Allerdings herrschte in weiten Teilen des Stadtzentrums ab 2.30 Uhr Ortszeit (1.30 Uhr MEZ) relative Ruhe. An der Polytechnischen Schule im Stadtteil Exarchia attackierte eine Gruppe von hundert Jugendlichen die Sicherheitskräfte jedoch auch noch in den Morgenstunden.

Auch im Zentrum der nordgriechischen Metropole Thessaloniki wurden am Montagabend rund hundert Geschäfte geplündert. Die Randalierer zerschlugen Schaufenster und klauten Uhren, Schmuck und Kleidung, wie ein Reporter der Nachrichtenagentur AFP berichtete. Bei einem Brandanschlag auf eine Polizeiwache wurde ein Beamter verletzt. Der Polizist sei mit einer Handverletzung ins Krankenhaus gebracht worden, teilte die örtliche Polizei mit.

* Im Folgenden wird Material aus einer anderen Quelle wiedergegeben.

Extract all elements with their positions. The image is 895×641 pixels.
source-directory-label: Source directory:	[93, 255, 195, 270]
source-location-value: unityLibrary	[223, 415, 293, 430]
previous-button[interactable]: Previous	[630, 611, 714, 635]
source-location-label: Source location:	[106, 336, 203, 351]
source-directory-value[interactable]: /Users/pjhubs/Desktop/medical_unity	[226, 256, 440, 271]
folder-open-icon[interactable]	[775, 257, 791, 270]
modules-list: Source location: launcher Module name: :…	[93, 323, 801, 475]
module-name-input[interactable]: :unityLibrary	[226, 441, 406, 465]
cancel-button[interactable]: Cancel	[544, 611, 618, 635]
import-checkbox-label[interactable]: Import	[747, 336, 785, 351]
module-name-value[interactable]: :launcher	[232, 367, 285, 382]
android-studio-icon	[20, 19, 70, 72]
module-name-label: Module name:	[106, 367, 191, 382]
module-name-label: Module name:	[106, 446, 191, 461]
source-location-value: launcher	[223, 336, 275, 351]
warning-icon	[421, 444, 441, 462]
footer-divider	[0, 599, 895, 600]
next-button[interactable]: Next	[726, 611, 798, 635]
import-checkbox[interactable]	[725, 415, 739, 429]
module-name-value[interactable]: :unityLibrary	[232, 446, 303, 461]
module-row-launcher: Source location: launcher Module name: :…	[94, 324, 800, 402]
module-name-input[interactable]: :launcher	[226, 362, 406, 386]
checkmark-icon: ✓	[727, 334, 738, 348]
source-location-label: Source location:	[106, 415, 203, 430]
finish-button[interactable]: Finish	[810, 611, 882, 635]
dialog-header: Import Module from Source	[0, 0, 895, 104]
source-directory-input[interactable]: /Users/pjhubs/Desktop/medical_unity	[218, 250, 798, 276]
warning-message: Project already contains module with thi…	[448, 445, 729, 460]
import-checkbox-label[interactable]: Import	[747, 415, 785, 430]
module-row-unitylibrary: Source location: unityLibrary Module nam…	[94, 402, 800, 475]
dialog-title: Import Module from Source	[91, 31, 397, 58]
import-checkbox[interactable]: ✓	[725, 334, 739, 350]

An dem Angriff mit Molotow-Cocktails beteiligten sich demnach etwa 20 Jugendliche. Dutzende Jugendliche plünderten Geschäfte. An zwei Protestzügen in Thessaloniki nahmen nach Polizeiangaben insgesamt etwa 5000 Menschen teil.

Die Krawalle hatten begonnen, nachdem am Samstagabend in Athen ein 15-Jähriger durch Schüsse der Polizei getötet worden war. Zwei Polizisten sitzen wegen des Vorfalls in Untersuchungshaft.

Der 37 Jahre alte Polizist, der den tödlichen Schuss auf den Schüler abgegeben haben soll, sagte aus, er habe lediglich drei Warnschüsse abgefeuert. Der Jugendliche sei von einem Querschläger getroffen worden. Die Staatsanwaltschaft wirft dem Polizisten Totschlag vor. Einer der Anwälte des Beamten trat am Montag zurück. Er ließ verlauten, dass er einen "solchen Mandanten" aus Gewissensgründen nicht verteidigen könne. Über den mutmaßlichen Schützen wurde bekannt, dass er wegen seines harten Durchgreifens unter dem Spitznamen "Rambo" bekannt gewesen sei, berichtete der griechische Rundfunk.

Als Zeichen der Trauer sollen am Dienstag Schulen und Universitäten geschlossen bleiben. Für den Nachmittag sind erneut Demonstrationen angekündigt, bei denen Schüler und Lehrer auf die Straße gehen wollen.

In der britischen Hauptstadt London wurden fünf Demonstranten festgenommen, die vor der griechischen Botschaft gegen den Tod des 15-Jährigen protestiert hatten. Vor der Vertretung hatten sich zuvor rund 40 Menschen versammelt, wie ein AFP-Reporter berichtete. Bei Protesten vor der griechischen Botschaft in der zyprischen Hauptstadt Nikosia wurden nach Polizeiangaben zwei Demonstranten verhaftet.